Zaraz… Gdzie?! Przecież tam ledwo można się dostać przez cholernie długie kolejki, a jak już cudem uda nam się wejść, to kawę możemy dostać jedynie na wynos, bo wszystkie miejsca z reguły są zajęte. Dlatego nigdy jeszcze tam nie byłam.

Doczekałam tej pół do dziesiątej, gdy moi współpracownicy zaczęli się schodzić.

- Och, Caro, przykro mi, że objęłaś akurat miejsce McDubbly. Musiałaś wszystko przygotować – pisnęła Tara, szatynka o karmelowej cerze i piwnych oczach.

- Nie ważne – oznajmiłam z ciepłym uśmiechem. – Ważne jest, że już jesteście i możecie mi pomóc.

- Coś nie tak? – zapytała Abigaile, właśnie przechodząc. Jej rude loki gwałtownie podskoczyły, by po kilku sekundach opaść, gdy się zatrzymała.

- Szczerze? Zostałam zaproszona na, prawdopodobnie, randkę i nie wiem co na siebie ubrać – jęknęłam. – Niby stwierdził, że nie muszę się specjalnie stroić, ale mimo wszystko… - zabrakło mi słów.

- Chciałabyś dobrze wypaść, co? – dokończyła za mnie Tara. Potaknęłam. – Dasz radę.

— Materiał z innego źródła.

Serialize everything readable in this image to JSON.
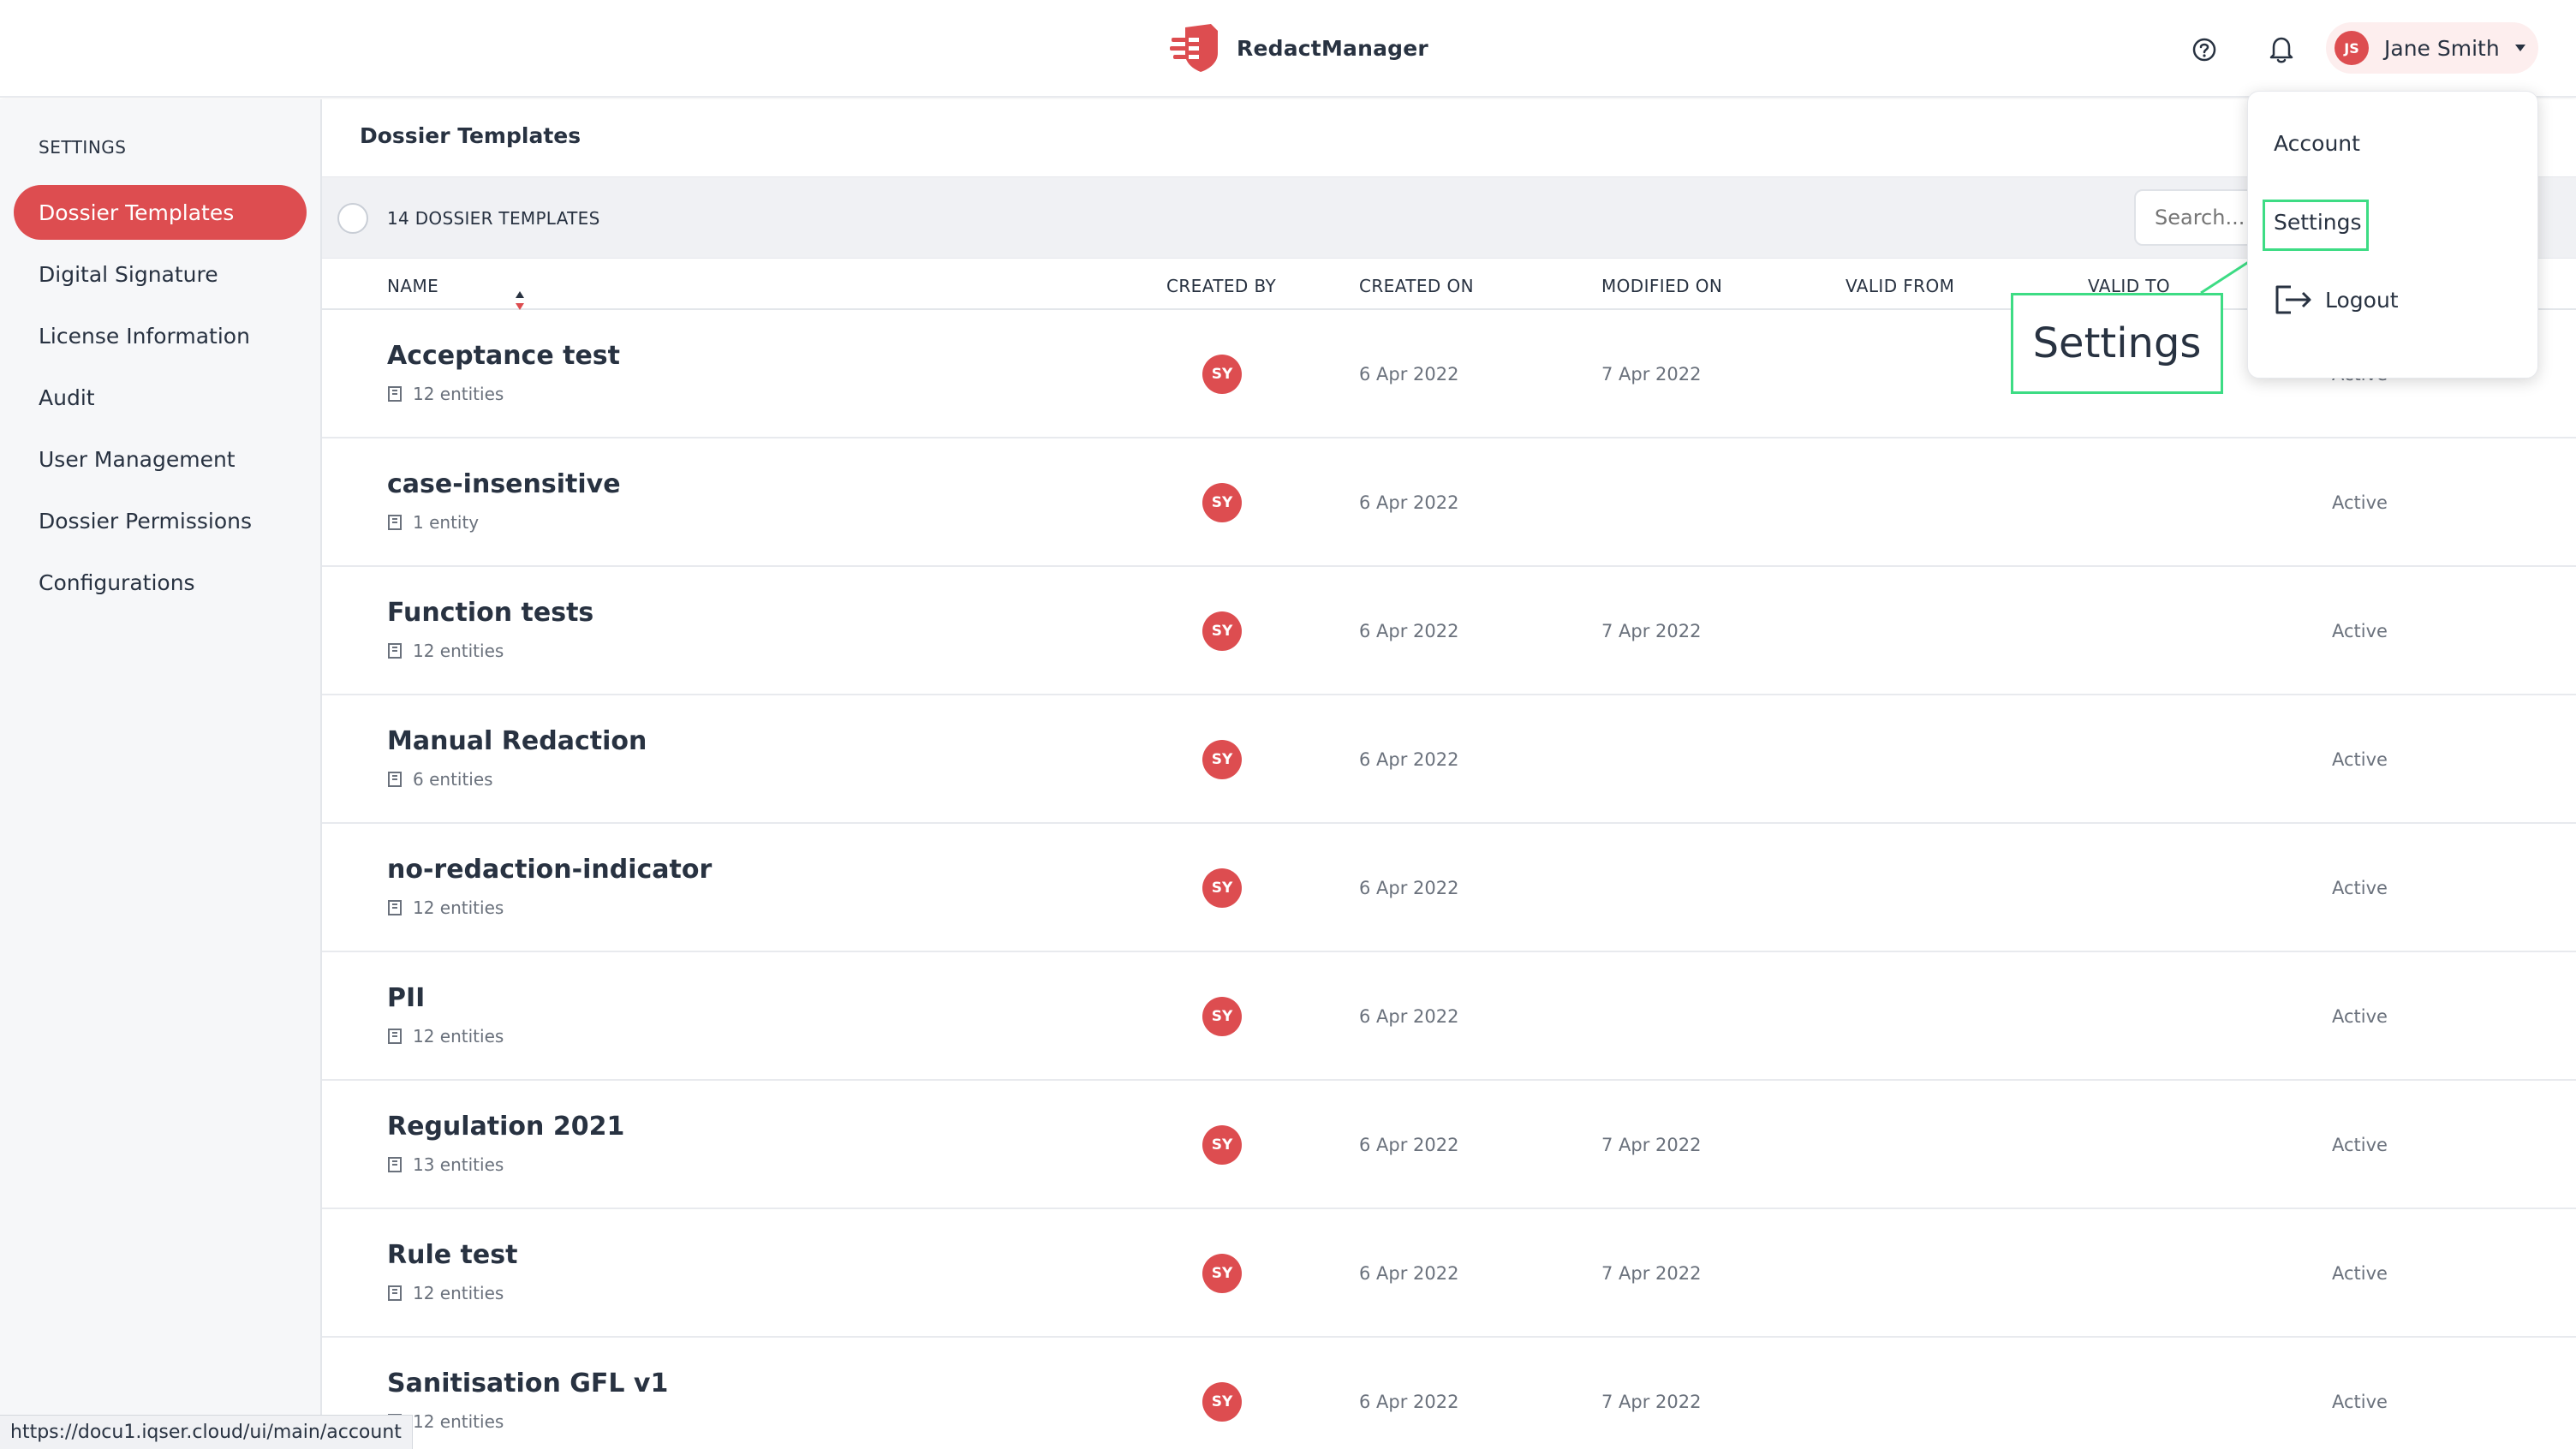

- Nie martw się. Coś znajdziemy – dodała rudowłosa. Spojrzałam na nie z wdzięcznością.

- Dziękuję – szepnęłam.

Przyglądałam się właśnie zestawowi, który podarowały mi Abigaile i Tara.

- Tylko pamiętaj, nałóż delikatny makijaż, coś w odcieniach beżu, brązu czy nawet cielistym – upominała mnie Tara, podając mi wtedy pokrowiec. Zestaw składał się z turkusowej spódnicy do kolan z brązowym paskiem, czarnej, cieniutkiej bluzeczki, brązowych szpilek, kilku złotych bransoletek i ciemnobeżowej kopertówki.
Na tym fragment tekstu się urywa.